Pour éviter les doublons, économiser des frais postaux et simplifier les relations entre les usagers et l’administration, le gouvernement souhaite arrêter d’envoyer des lettres simples aux conducteurs venant de faire l’objet d’un retrait de points. Les administrés devront se tourner vers Internet.
Christiane Taubira, la ministre de la Justice, a déposé hier devant le Sénat son projet de loi « relatif à la modernisation et à la simplification du droit et des procédures dans les domaines de la justice et des affaires intérieures ». Le texte, engagé en procédure accélérée, contient une mesure qui va concerner directement des millions de Français, puisqu’elle a trait au relevé de points du permis de conduire.
« Actuellement, explique la Garde des Sceaux dans son exposé des motifs, un conducteur qui commet une infraction est informé quelques mois plus tard par courrier simple du retrait de point pour l'infraction commise ainsi que de son solde de points. Il s'agit là d'une simple information et non d'une notification prévue par l'article L. 223-3 du code de la route ». Dans les cas les plus graves (retrait de permis, lorsque le solde de points franchit le seuil des 6 points), c’est une lettre recommandée qui est envoyée aux administrés concernés.
Problème : l’envoi de ces lettres simple (sans parler des recommandés) coûte cher à l’État. L’étude d’impact du projet de loi s’appuie en effet sur un rapport sénatorial rédigé en 2012 par Vincent Delehaye, selon lequel 15,5 millions de courriers devaient être adressés aux automobilistes au cours de l’année 2013, et ce « pour une dépense estimée à 13,4 millions d’euros, soit un coût d’unitaire d’environ 86 centimes par lettre ».
Économiser à terme plus de 13 millions d’euros par an
L’idée est donc d’arrêter d’envoyer ces lettres simples, ce qui permettrait au budget de l’État de ne plus avoir à supporter de tels frais d’envoi (papier, affranchissement, etc.). Mais en échange, l’exécutif vante les mérites de la dématérialisation et affirme vouloir « permettre aux usagers un accès à leur relevé de points par Internet tout en garantissant la protection des données personnelles et la confidentialité par un système d'identification approprié ».
Sauf qu’aujourd'hui, chaque titulaire d’un permis de conduire peut déjà consulter en ligne, via le service Télépoints, son solde de points. Même si la procédure s’avère relativement fastidieuse (nécessitant notamment une demande, écrite ou sur place, auprès de la préfecture) elle permet à tout conducteur de savoir combien il lui reste de points.
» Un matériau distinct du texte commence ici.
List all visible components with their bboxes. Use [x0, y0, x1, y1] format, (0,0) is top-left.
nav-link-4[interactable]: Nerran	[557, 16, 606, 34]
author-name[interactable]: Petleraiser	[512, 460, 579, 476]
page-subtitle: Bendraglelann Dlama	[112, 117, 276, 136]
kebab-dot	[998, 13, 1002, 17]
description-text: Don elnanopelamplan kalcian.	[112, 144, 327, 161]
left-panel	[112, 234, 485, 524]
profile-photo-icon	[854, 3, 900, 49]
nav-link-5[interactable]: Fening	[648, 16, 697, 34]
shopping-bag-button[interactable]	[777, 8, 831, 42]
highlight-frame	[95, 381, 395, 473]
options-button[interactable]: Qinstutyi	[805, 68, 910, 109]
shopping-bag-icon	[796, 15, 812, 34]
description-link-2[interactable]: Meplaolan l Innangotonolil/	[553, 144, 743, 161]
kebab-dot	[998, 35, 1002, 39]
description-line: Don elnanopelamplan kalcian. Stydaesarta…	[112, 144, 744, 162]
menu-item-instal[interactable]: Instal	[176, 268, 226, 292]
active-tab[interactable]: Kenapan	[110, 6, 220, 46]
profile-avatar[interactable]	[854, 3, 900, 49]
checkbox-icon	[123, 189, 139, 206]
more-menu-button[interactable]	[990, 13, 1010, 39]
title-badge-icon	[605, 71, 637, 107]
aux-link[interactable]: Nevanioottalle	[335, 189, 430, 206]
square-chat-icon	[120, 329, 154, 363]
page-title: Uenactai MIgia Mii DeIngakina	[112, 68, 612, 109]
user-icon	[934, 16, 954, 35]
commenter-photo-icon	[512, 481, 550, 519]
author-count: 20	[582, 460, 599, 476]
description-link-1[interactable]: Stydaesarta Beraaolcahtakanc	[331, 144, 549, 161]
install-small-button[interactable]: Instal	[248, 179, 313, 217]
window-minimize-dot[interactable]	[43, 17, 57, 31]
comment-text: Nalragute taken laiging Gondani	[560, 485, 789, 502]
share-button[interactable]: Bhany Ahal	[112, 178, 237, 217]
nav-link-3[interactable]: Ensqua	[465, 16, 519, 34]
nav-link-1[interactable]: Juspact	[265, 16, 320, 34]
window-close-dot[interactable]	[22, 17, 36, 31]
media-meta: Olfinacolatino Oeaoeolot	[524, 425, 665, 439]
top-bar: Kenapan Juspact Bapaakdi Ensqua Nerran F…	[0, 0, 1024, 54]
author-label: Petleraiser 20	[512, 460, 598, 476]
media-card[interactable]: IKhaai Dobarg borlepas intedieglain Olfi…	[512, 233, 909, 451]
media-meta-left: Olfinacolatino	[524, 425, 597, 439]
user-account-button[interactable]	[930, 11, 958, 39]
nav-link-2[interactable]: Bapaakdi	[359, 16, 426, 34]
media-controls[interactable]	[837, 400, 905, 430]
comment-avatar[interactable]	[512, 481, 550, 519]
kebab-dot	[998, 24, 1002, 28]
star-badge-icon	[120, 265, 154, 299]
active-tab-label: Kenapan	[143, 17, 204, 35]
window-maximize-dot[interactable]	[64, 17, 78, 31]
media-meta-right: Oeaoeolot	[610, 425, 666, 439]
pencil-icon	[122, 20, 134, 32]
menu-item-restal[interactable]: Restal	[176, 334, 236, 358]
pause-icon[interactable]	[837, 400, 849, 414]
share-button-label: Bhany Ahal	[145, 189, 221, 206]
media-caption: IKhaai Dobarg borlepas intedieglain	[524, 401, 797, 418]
Le projet de loi de Christiane Taubira entend donc modifier l’article L. 223-3 du Code de la route de telle sorte que chaque conducteur puisse « obtenir, sur sa demande, communication par voie électronique de son solde de points ou du retrait de points dont il a fait l'objet ». Même si les contours du nouveau dispositif semblent encore un peu flous, l’on comprend qu’il sera désormais possible d’accéder à la fois au solde de points, ainsi qu’aux informations concernant un retrait de points.
Un tel élan de « simplification » s’imposait d’autant plus que selon l’étude d’impact, « les avis de contravention émis par l'agence nationale du traitement automatisé des infractions [l’ANTAI, qui adresse notamment les avis de contravention dans le cadre des radars automatiques, ndlr], qui génèrent la quasi-totalité des retraits de points, précisent depuis juin 2013 le nombre exact de points retirés à la suite de l'infraction commise ». Autrement dit, il s’agit là d’une façon de mettre fin à des situations de doublon tendant à se multiplier sous l’automatisation croissante des dispositifs de constatation des infractions (voir à ce propos notre dossier sur la vidéoverbalisation).
« Naturellement les informations essentielles concernant la vie du permis (nécessité de suivre un stage, retrait du permis...) continueront d'être expédiées par lettre recommandée afin d'éviter tout risque de contestation » précise l’étude d’impact.
Restera maintenant à voir si la mesure obtiendra le soutien des parlementaires, tout en sachant que plusieurs députés et sénateurs ont plaidé au cours des derniers mois pour un accès simplifié des conducteurs aux informations relatives à leur permis de conduire. Au travers de propositions de loi, plusieurs élus ont effectivement réclamé « un suivi simplifié et permanent [du] capital points, amendes en cours et amendes payées, et contestations en cours ». Soit une avancée bien plus poussée que celle qu'esquisse actuellement le gouvernement.